João Roberto Giacomini –

Dizem que a gravidade existe para manter as coisas no lugar. Mas, olhando ao redor, começo a desconfiar que ela anda cansada — ou desistiu de nós. Porque o mundo contemporâneo vive tão fora de prumo que até o mais racional dos homens começa a flutuar, meio patético, meio resignado, tentando se equilibrar num cenário onde nada se encaixa, por mais compreensível que seja.

Tudo começou quando percebi que meu carro — simples, modesto, desses de apenas duzentos e cinquenta mil reais — não cabe na vaga do estacionamento do shopping. A vaga cabe um carro; o carro cabe no orçamento; mas os dois não cabem um no outro. Talvez o arquiteto tenha projetado o espaço para modelos soviéticos de 1970. Ou talvez tenha resolvido brincar de Tetris com a vida alheia. O fato é que lá fiquei eu, espremido entre uma coluna e uma faixa amarela, vivendo mais um capítulo do Grande Teatro do Cotidiano Patético.

E, veja bem, isso é apenas o aquecimento.

Basta andar pela cidade para perceber que estamos vivendo um surrealismo perfeitamente homologado pela engenharia urbana.

Pegue, por exemplo, os ônibus articulados. Eles transitam por faixa e meia na avenida Afonso Pena ou na avenida Mato Grosso — não porque são grandes demais, mas porque alguém achou razoável planejar vias para veículos imaginários, talvez menores que um picolé. O ônibus, para não derrubar retrovisores a cada curva, precisa cometer pequenas ilegalidades geométricas só para existir.

E tem mais.

Criaram ciclovias nos canteiros centrais — antes calmos, verdes, quase meditativos. Agora, são avenidas estreitas para bicicletas aceleradas, onde pedestres caminham com medo e ciclistas pedalam com raiva. Bastaria ter alargado avenidas. Mas não: preferiram enfiar um corredor estreito no único lugar que não pedia por ele. Resultado: a cidade virou um videogame urbano em que o nível de dificuldade aumenta toda vez que alguém tenta atravessar a rua.

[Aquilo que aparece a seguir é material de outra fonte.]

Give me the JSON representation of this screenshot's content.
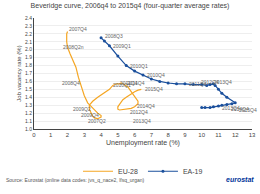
{
  "chart_data": {
    "type": "line",
    "title": "Beveridge curve, 2006q4 to 2015q4 (four-quarter average rates)",
    "xlabel": "Unemployment rate (%)",
    "ylabel": "Job vacancy rate (%)",
    "xlim": [
      0,
      13
    ],
    "ylim": [
      1.0,
      2.4
    ],
    "xticks": [
      0,
      1,
      2,
      3,
      4,
      5,
      6,
      7,
      8,
      9,
      10,
      11,
      12,
      13
    ],
    "yticks": [
      {
        "value": 1.0,
        "label": "1.0"
      },
      1.1,
      1.2,
      1.3,
      1.4,
      1.5,
      1.6,
      1.7,
      1.8,
      1.9,
      {
        "value": 2.0,
        "label": "2.0"
      },
      2.1,
      2.2,
      2.3,
      2.4
    ],
    "grid": "y",
    "legend": "bottom",
    "series": [
      {
        "name": "EU-28",
        "color": "#f5a623",
        "marker": "none",
        "line_style": "solid",
        "x": [
          2.0,
          1.95,
          1.95,
          2.0,
          2.15,
          2.3,
          2.5,
          2.65,
          2.8,
          3.0,
          3.2,
          3.5,
          3.8,
          4.0,
          4.0,
          3.8,
          3.6,
          3.5,
          3.4,
          3.3,
          3.3,
          3.5,
          3.8,
          4.0,
          4.2,
          4.5,
          4.7,
          4.9,
          5.1,
          5.2,
          5.3,
          5.4,
          5.5,
          5.6,
          5.7,
          5.8,
          5.9,
          6.0,
          6.1,
          6.2,
          6.2,
          6.0,
          5.8,
          5.5,
          5.3,
          5.1,
          5.0,
          5.0,
          5.1,
          5.2,
          5.3,
          5.5,
          5.7,
          5.9,
          6.0,
          6.2,
          6.4
        ],
        "values": [
          2.23,
          2.2,
          2.1,
          2.03,
          1.95,
          1.88,
          1.78,
          1.65,
          1.55,
          1.42,
          1.33,
          1.26,
          1.2,
          1.17,
          1.15,
          1.13,
          1.14,
          1.16,
          1.2,
          1.25,
          1.3,
          1.35,
          1.4,
          1.43,
          1.45,
          1.5,
          1.55,
          1.57,
          1.57,
          1.58,
          1.57,
          1.56,
          1.55,
          1.53,
          1.5,
          1.47,
          1.43,
          1.4,
          1.37,
          1.35,
          1.32,
          1.28,
          1.26,
          1.25,
          1.24,
          1.24,
          1.25,
          1.28,
          1.31,
          1.34,
          1.37,
          1.4,
          1.43,
          1.45,
          1.47,
          1.49,
          1.5
        ]
      },
      {
        "name": "EA-19",
        "color": "#1a4f9c",
        "marker": "dot",
        "line_style": "solid",
        "x": [
          4.0,
          4.2,
          4.5,
          5.0,
          5.5,
          6.0,
          6.5,
          7.0,
          7.5,
          8.0,
          8.5,
          9.0,
          9.5,
          10.0,
          10.3,
          10.5,
          10.7,
          10.8,
          11.0,
          11.2,
          11.5,
          12.0,
          11.8,
          11.5,
          11.2,
          11.0,
          10.7,
          10.5,
          10.2,
          10.0
        ],
        "values": [
          2.15,
          2.11,
          2.05,
          1.92,
          1.8,
          1.73,
          1.68,
          1.63,
          1.6,
          1.58,
          1.57,
          1.57,
          1.56,
          1.56,
          1.55,
          1.56,
          1.57,
          1.55,
          1.5,
          1.45,
          1.4,
          1.33,
          1.32,
          1.31,
          1.3,
          1.29,
          1.28,
          1.27,
          1.27,
          1.27
        ]
      }
    ],
    "annotations": [
      {
        "text": "2007Q4",
        "x": 1.95,
        "y": 2.26
      },
      {
        "text": "2008Q2n",
        "x": 1.6,
        "y": 2.03
      },
      {
        "text": "2008Q4",
        "x": 1.57,
        "y": 1.58
      },
      {
        "text": "2009Q2",
        "x": 2.2,
        "y": 1.25
      },
      {
        "text": "2009Q4",
        "x": 2.7,
        "y": 1.18
      },
      {
        "text": "2007Q2",
        "x": 3.1,
        "y": 1.1
      },
      {
        "text": "2010Q1",
        "x": 4.6,
        "y": 1.55
      },
      {
        "text": "2011Q4",
        "x": 5.0,
        "y": 1.58
      },
      {
        "text": "2011Q4",
        "x": 5.4,
        "y": 1.58
      },
      {
        "text": "2012Q4",
        "x": 5.6,
        "y": 1.22
      },
      {
        "text": "2013Q4",
        "x": 5.8,
        "y": 1.1
      },
      {
        "text": "2014Q4",
        "x": 6.0,
        "y": 1.29
      },
      {
        "text": "2015Q4",
        "x": 6.5,
        "y": 1.5
      },
      {
        "text": "2008Q3",
        "x": 4.1,
        "y": 2.17
      },
      {
        "text": "2009Q1",
        "x": 4.6,
        "y": 2.05
      },
      {
        "text": "2010Q1",
        "x": 5.6,
        "y": 1.8
      },
      {
        "text": "2010Q4",
        "x": 6.6,
        "y": 1.68
      },
      {
        "text": "2011Q4",
        "x": 9.1,
        "y": 1.57
      },
      {
        "text": "2012Q4",
        "x": 9.85,
        "y": 1.59
      },
      {
        "text": "2013Q4",
        "x": 10.6,
        "y": 1.59
      },
      {
        "text": "2013Q4",
        "x": 11.1,
        "y": 1.26
      },
      {
        "text": "2014Q4",
        "x": 11.6,
        "y": 1.25
      },
      {
        "text": "2015Q4",
        "x": 12.1,
        "y": 1.24
      }
    ],
    "footnotes": [
      "Source: Eurostat (online data codes: jvs_q_nace2, lfsq_urgan)",
      "eurostat"
    ]
  }
}
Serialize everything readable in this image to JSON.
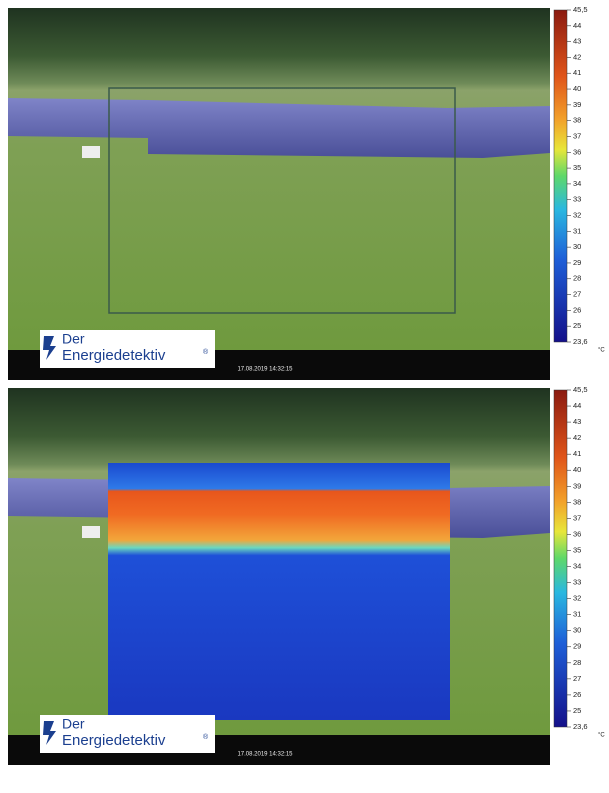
{
  "panels": [
    {
      "logo": {
        "line1": "Der",
        "line2": "Energiedetektiv",
        "mark": "®"
      },
      "timestamp": "17.08.2019 14:32:15",
      "scale": {
        "labels": [
          "45,5",
          "44",
          "43",
          "42",
          "41",
          "40",
          "39",
          "38",
          "37",
          "36",
          "35",
          "34",
          "33",
          "32",
          "31",
          "30",
          "29",
          "28",
          "27",
          "26",
          "25",
          "23,6"
        ],
        "unit": "°C"
      }
    },
    {
      "logo": {
        "line1": "Der",
        "line2": "Energiedetektiv",
        "mark": "®"
      },
      "timestamp": "17.08.2019 14:32:15",
      "scale": {
        "labels": [
          "45,5",
          "44",
          "43",
          "42",
          "41",
          "40",
          "39",
          "38",
          "37",
          "36",
          "35",
          "34",
          "33",
          "32",
          "31",
          "30",
          "29",
          "28",
          "27",
          "26",
          "25",
          "23,6"
        ],
        "unit": "°C"
      }
    }
  ]
}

E se isso já não fosse suficiente, há o espetáculo grotesco dos cabos de telefonia pendurados nos postes. Um emaranhado caótico que parece ter sido montado por um polvo hiperativo com déficit de atenção. Cabos novos, cabos velhos, cabos mortos, cabos que ninguém lembra para que servem — todos estendidos como se a paisagem fosse um varal infinito de inutilidades.

Mas nem é isso o pior: muitos estão arrebentados, caídos em alturas imprevisíveis, ameaçando pedestres que se arriscam entre o mato, restos de obras, objetos abandonados e esse museu de fios derrotados que já viram de tudo, menos manutenção.

Mesmo com alguém pendurado no poste toda semana, o ritual é sempre o mesmo: mexe-se em um fio que serve, abandona-se cinco que não servem mais. Uma economia estranha, onde o que perde utilidade não é retirado — é transformado em poluição visual permanente.

E nada disso, absolutamente nada, parece constranger órgãos de fiscalização ou empresas que faturam como se fossem prestadoras de serviço e não autoras de desastre.

E, como se fosse pouco, há ainda o universo paralelo das rotatórias.
Ali, todos acreditam piamente que estão na preferencial. Todos.
É uma democracia agressiva onde cada motorista se considera soberano, e o pedestre — esse ser vulnerável que ousa existir — não encontra sua vez nunca. Ele espera, calcula, arrisca, recua. A rotatória é o reino onde a civilização perde força e o instinto assume o volante.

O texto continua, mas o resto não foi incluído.